As a wooden statue is easy to get damaged and a Japanese-style painting is difficult to preserve, he decided on oil painting. Having received a request from him, Takejiro Hayashi, who was teaching fine arts in Sapporo, stated painting Rakan pictures in 1920. It took him as long as 20 years to accomplish this feat.
Shokawa in Toyama Prefecture is a town dominated by water. Water runs from the Hida Mountains into the Sho River and through Mt Goka to appear again at the edge of Tonami Plain, where Shokawa is located. Abundant water also runs to Tonami Plain from mountains in Nanto. Waterfalls and clear water springs occur, too, at many places along the slopes and at the foot of the mountains.
Shokawa features one of Japan's 100 best water sites: Uriwari-no-shimizu, which means 'Split-Melon Clear Water'. To find this site in Shokawa, look for some Buddha stone statues in a shallow cave near the road under a hilly terrace in Iwaguro housing development. In the cave, clear water wells up under the gaze of the Buddhas.

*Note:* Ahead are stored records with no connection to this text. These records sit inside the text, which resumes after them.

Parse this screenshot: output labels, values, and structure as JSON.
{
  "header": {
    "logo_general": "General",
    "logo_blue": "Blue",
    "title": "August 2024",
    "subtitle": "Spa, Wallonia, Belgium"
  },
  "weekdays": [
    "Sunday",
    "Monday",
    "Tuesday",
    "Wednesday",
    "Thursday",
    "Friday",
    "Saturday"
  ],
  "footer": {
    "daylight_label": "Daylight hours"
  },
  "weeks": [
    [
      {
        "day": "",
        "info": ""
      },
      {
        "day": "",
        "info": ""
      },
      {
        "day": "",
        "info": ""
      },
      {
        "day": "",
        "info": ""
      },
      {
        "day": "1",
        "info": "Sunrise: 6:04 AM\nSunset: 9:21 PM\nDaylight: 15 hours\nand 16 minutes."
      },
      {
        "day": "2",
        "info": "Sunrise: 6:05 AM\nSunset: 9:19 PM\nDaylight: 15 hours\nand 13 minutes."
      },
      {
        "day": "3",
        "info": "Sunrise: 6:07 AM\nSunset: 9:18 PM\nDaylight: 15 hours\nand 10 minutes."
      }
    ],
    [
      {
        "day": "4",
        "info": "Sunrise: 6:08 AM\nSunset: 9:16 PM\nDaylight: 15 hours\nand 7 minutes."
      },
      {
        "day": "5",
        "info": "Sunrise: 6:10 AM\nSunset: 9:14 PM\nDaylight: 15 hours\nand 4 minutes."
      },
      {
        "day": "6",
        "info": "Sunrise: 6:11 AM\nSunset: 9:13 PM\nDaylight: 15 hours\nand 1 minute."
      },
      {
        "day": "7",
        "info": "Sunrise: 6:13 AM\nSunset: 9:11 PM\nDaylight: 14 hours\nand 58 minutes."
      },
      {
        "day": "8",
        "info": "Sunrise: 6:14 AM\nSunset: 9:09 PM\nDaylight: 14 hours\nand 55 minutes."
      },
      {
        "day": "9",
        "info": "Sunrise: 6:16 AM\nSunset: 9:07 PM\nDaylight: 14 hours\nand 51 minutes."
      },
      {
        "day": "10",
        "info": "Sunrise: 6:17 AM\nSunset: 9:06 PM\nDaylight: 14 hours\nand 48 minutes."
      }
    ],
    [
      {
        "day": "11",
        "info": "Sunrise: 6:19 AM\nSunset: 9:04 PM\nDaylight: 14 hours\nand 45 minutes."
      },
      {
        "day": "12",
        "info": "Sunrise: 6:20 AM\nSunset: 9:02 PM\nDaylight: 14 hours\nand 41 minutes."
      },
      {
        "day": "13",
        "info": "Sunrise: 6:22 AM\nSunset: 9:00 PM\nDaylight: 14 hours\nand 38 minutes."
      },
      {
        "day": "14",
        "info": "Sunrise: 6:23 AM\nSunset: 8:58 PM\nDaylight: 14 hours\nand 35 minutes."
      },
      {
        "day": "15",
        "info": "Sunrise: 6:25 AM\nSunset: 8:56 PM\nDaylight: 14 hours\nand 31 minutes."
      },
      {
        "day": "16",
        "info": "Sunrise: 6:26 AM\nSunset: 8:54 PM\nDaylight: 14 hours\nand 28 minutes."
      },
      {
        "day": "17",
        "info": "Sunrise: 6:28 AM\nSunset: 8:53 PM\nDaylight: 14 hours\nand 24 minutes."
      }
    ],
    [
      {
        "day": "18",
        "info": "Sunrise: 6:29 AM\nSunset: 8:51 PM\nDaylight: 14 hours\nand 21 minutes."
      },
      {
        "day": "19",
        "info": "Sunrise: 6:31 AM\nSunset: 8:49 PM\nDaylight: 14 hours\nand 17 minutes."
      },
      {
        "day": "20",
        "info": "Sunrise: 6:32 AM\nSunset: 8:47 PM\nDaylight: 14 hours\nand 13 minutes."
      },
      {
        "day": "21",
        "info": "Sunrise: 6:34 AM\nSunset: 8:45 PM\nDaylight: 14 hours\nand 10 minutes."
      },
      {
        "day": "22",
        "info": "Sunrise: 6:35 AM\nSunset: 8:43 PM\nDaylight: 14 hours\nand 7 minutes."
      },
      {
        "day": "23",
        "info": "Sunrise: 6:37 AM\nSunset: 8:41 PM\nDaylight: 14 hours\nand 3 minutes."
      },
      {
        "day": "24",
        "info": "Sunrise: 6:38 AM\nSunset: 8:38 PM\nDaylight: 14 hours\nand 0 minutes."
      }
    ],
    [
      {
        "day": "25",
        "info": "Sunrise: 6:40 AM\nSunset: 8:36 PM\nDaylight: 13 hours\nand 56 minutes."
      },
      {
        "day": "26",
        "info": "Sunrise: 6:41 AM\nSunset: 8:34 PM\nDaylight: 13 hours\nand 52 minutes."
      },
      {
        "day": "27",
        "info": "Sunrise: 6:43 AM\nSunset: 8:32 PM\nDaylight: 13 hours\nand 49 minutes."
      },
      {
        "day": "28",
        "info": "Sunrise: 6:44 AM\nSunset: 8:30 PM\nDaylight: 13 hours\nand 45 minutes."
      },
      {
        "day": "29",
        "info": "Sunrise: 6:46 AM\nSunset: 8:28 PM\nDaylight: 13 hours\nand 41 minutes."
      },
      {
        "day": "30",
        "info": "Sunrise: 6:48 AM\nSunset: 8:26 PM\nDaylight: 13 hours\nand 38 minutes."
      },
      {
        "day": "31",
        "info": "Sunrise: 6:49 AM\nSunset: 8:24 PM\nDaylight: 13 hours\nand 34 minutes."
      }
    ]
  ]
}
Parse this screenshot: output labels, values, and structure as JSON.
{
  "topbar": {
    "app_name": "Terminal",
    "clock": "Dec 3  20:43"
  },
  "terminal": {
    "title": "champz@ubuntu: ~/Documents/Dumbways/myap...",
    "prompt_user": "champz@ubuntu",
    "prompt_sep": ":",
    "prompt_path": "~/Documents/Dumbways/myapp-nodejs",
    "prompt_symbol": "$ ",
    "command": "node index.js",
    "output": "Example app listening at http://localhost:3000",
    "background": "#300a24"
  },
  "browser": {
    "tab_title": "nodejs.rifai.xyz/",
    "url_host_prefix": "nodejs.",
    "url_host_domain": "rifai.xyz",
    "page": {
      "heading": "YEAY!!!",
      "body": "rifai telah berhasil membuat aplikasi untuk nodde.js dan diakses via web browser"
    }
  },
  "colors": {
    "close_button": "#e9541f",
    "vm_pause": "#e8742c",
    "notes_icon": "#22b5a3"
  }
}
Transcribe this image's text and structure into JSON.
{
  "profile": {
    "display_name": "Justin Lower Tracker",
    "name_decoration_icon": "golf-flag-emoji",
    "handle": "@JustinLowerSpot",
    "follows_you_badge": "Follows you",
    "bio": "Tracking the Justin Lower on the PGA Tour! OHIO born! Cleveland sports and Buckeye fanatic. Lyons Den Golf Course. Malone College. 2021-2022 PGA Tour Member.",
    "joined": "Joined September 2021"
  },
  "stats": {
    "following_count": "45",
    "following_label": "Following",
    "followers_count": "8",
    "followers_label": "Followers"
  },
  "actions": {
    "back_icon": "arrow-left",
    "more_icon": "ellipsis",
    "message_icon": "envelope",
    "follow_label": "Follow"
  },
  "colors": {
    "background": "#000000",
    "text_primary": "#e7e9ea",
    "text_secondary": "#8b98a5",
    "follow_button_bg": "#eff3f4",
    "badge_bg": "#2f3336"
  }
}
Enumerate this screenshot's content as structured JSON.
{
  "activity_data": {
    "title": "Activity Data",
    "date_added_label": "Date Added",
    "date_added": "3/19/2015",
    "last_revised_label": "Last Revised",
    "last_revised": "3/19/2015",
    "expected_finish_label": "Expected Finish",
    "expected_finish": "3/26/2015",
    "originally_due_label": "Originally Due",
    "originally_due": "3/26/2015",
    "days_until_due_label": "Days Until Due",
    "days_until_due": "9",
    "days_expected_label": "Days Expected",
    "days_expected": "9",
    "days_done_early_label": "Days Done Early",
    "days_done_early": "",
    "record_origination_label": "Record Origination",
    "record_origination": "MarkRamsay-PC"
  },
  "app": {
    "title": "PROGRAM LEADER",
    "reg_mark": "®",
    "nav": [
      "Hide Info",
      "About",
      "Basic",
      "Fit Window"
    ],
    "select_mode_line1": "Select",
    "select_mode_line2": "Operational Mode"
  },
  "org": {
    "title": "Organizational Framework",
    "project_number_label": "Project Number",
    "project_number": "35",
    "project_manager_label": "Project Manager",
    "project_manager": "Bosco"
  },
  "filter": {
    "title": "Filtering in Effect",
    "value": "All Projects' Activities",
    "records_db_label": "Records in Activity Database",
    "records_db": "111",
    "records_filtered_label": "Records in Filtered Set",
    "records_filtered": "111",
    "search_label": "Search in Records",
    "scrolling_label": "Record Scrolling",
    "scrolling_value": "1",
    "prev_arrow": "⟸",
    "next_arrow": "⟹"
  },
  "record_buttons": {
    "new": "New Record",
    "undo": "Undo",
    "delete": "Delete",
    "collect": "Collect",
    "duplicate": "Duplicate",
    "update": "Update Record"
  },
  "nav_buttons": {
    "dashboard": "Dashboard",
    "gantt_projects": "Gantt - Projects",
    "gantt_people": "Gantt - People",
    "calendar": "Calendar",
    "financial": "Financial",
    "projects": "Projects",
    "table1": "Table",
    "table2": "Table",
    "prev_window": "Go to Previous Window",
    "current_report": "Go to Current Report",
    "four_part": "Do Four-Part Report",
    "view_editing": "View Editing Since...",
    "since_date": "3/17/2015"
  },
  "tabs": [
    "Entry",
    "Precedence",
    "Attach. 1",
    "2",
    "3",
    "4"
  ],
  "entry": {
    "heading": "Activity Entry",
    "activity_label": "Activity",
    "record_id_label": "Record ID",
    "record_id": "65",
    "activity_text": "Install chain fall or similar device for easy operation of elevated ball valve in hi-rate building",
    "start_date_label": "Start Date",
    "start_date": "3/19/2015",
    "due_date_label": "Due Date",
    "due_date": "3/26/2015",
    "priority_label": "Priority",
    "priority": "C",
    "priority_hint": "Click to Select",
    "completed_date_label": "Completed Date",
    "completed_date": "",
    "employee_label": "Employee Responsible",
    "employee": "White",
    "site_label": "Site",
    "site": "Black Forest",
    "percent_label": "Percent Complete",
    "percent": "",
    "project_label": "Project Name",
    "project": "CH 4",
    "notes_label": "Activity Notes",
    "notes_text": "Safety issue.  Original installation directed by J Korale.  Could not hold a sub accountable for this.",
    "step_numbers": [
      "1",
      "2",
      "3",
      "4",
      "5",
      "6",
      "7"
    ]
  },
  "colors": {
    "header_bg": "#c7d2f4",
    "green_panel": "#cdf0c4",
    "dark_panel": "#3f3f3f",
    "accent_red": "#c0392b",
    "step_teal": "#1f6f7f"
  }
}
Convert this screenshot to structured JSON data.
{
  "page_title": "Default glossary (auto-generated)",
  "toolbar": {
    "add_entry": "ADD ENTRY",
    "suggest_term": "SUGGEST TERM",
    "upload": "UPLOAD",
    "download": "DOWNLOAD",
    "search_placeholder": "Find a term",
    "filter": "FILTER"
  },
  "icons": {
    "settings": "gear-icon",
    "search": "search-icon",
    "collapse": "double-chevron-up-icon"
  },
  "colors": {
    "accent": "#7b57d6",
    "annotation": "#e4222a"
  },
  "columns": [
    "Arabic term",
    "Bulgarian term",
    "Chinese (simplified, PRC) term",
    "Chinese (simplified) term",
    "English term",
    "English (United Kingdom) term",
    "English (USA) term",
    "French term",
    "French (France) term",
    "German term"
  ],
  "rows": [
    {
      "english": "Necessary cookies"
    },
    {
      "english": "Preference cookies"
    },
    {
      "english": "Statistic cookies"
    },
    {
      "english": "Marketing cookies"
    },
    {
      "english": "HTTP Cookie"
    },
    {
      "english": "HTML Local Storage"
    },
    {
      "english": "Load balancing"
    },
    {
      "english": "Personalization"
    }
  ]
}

About 600 years ago, legend has it that Shaku-shonin, a founder of Zuisenji Temple in Inami, was visiting this area when one of his horse's hooves suddenly broke through the ground and released clear water. The 'split melon' name refers to a story that a melon once split naturally when cooled in the water here. The water never stops even for extended periods of hot weather, and is thus worshiped as holy water.
Daisenji Temple located in Daisen, Daisen-cho, Saihaku-gun, Tottori Prefecture is a temple of the Tendai sect. It was founded in the Yoro era (717-723) during the Nara period. The main hall with vermillion pillars and green latticed windows used to be called the Dainichi Hall (the hall that housed the statue of Dainichi Nyorai), which was the main hall of Chumonin Temple, one of the three main temples among over 100 sub-temples that composed Daisenji Temple in the ancient times.
The Amida Hall built in the early Heian period (794-1192) is thought to be the oldest existing building in the present Daisenji Temple. It houses the principal image of Amida Buddha, which is said to have been carved by a master Buddhist sculptor Ryoen. The statues of Kannon Bosatsu and Seishi Bosatsu surround the 2.79 m tall Amida Nyorai. The Amida Hall was destroyed by a landslide in 1529. Later in 1552, it was rebuilt into the present form. The building and the statues inside are designated as National Important Cultural Properties.